ムーンチャイルド

 僕と兄は似ているとよく言われるけれど、母親が違っていた。兄の母は、兄を産んでほどなく亡くなった。周囲のすすめで父が再婚したのは二年後で、その一年後には僕が生まれた。

 兄と腹違いと知ったのは最近だけど、今時、匿名で提供された精子や卵子を使った人工子宮ベビーは少なくない。きょうだいでも、父親や母親が違っているのはそれほど珍しいことではなかった。

 月帰りの子供(ムーンチャイルド)も、人類が火星に基地建設を始めた今時、いたっておかしくはない。月面では都市の建設が進んでいるのだから。だけど、自分の身近に突然現れたムーンチャイルドは、やはり珍しかった。

 地球より低重力の月面で生まれ育った彼女は、僕と同じ歳だが、クラスの誰よりも長身だった。
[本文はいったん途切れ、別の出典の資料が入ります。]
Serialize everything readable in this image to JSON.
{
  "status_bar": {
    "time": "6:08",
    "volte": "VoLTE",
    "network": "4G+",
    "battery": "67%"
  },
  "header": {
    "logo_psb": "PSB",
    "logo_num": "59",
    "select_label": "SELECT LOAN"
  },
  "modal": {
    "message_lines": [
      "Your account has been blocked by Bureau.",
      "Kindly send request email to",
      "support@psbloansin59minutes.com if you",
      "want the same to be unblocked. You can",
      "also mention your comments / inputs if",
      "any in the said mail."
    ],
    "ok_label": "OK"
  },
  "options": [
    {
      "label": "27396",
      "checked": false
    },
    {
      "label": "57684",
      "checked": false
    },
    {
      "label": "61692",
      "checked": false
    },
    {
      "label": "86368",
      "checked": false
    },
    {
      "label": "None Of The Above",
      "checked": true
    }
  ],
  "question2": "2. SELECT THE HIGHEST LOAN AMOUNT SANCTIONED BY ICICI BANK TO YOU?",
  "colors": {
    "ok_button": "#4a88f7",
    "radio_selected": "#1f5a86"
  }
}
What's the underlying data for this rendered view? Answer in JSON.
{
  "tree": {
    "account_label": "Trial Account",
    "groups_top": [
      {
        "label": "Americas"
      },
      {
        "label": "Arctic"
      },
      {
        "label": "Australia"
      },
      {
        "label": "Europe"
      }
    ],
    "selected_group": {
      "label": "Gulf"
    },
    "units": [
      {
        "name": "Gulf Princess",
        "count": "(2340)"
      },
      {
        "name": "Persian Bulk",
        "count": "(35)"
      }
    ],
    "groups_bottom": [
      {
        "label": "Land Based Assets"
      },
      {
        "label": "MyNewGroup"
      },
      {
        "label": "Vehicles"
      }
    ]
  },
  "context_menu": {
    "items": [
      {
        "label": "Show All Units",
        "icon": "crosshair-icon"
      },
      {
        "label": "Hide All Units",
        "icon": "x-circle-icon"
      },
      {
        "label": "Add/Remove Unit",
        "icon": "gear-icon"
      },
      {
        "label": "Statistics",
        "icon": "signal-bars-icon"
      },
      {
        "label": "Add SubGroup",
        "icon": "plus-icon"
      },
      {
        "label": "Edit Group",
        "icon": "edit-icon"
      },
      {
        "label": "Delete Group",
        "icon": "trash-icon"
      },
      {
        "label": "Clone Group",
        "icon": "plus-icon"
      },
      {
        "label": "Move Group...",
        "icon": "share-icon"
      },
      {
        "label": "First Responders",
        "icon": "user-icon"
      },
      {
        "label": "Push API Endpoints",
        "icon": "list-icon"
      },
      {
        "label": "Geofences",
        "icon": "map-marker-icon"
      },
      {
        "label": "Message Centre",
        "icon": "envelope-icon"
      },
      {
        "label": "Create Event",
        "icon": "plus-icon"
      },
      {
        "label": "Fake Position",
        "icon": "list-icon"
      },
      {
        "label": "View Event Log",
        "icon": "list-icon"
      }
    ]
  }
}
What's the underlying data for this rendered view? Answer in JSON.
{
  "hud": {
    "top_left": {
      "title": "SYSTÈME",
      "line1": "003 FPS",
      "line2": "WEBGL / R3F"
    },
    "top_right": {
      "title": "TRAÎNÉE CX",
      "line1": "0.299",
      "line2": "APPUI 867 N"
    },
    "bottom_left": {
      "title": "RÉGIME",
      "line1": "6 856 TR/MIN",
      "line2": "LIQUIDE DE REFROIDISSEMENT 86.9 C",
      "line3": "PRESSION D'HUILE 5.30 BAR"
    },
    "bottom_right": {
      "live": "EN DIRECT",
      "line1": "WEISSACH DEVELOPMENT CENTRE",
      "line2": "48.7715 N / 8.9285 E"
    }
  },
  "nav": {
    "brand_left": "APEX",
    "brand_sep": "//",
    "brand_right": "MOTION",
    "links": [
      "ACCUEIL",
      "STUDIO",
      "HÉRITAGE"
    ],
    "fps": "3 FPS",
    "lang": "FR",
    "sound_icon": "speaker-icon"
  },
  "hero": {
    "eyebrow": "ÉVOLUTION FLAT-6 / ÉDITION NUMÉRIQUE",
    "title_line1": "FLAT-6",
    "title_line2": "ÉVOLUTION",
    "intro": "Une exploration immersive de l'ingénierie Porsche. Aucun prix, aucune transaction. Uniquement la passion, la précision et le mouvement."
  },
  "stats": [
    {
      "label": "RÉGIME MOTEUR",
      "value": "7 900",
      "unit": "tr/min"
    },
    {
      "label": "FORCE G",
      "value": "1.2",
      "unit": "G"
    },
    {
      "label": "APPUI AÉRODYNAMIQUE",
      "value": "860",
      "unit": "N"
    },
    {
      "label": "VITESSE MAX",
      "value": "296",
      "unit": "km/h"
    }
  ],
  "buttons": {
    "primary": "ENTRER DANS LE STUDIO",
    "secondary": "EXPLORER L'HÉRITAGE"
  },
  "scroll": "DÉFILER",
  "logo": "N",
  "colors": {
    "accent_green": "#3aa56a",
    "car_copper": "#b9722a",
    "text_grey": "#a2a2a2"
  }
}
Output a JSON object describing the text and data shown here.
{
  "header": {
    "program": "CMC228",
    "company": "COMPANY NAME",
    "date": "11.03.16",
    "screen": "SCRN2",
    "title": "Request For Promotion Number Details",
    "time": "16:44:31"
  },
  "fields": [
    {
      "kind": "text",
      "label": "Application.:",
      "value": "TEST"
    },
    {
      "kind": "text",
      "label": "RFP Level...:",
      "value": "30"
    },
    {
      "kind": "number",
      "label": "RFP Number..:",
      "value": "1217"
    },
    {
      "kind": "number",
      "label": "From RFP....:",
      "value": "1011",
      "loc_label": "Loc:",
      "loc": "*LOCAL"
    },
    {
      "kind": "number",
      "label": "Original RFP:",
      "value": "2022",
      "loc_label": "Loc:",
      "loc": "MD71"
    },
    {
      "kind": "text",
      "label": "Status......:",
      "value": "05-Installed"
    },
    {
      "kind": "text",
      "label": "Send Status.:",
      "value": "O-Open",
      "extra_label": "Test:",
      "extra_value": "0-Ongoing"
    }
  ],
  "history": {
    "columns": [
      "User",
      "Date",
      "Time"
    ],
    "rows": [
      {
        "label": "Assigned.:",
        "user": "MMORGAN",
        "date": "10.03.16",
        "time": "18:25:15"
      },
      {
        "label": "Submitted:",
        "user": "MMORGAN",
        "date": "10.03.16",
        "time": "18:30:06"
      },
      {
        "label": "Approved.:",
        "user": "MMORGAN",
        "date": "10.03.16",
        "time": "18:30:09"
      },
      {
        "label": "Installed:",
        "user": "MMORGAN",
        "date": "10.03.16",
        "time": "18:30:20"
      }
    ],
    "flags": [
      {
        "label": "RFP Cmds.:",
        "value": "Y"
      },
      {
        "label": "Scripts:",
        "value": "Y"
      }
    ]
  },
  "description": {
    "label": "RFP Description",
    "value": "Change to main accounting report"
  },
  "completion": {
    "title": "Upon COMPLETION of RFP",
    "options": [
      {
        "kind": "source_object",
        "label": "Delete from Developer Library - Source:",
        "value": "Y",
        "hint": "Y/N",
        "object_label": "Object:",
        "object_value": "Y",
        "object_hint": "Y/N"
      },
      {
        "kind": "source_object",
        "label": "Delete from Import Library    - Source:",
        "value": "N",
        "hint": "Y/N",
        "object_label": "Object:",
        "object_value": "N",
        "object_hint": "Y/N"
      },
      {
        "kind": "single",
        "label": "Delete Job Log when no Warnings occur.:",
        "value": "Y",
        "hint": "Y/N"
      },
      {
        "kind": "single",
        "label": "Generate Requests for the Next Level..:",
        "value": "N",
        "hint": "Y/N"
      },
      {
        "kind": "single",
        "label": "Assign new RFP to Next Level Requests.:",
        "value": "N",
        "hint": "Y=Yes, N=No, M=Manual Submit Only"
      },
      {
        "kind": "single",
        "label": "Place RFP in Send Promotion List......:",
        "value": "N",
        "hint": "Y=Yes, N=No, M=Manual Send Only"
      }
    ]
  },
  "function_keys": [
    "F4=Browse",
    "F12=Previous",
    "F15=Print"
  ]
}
手足も長く、しかし、筋肉はあまり付いていないようで、同じ歳で彼女より背の低い女子よりも細かった。そのうえ、顔立ちが整っていたので、飛び抜けて大人に見えた。

 ムーンチャイルドで、背が高くて、すごく美人。彼女は、嫌でも目立つ存在で、飛び抜けた容姿のために浮いていた。クラスメイトはなかなか近づかず、友達といえる友達ができない。彼女と親しく言葉を交わしていたのは、隣の家に住む僕と兄くらいだっただろう。僕はクラスも隣だったから、学校でも積極的に彼女に話しかけた。

 そのおかげなのか、彼女は少しずつクラスになじんでいったようだった。

 僕らと話をするときだけでなく、学校でも笑顔を見せるようになった彼女。学校へ行くのが最近楽しいのだという。彼女の役に立てたと思うと、僕の胸は熱くなる。だけど、それはすぐに冷めてしまう。

 友達ができて、誘われる機会も増えた。でもそのおかげで、ここで過ごす時間が減ってしまったのはちょっと残念だと、頬を赤らめて、彼女は兄を見つめて言うのだ。

 居心地が悪くなった僕は、そっとその場を離れる。兄と彼女が、その後どんな話をしているのかは、分からない。僕は部屋に戻って、ただ一人で悔しがるのだ。

 学校でも家でも、積極的に話しかけているのは僕だ。だけど彼女の目は、兄がいれば兄に向けられる。

 初めて会ったときから、兄の身長は彼女よりも高かった。僕の身長は、彼女よりも低かった。

 兄の母もムーンチャイルドで、その身長を活かしてバスケットボールで活躍した人だった。僕の母は、スポーツは苦手で手芸が好きな人だ。背は高くない。

 僕と兄は似ているとよく言われるけれど、似ているのは顔立ちだけで、身長は全然違っていた。

 僕の成長期はまだこれからだ。彼女の身長に追いつけば、少しは僕を見てくれるだろうか。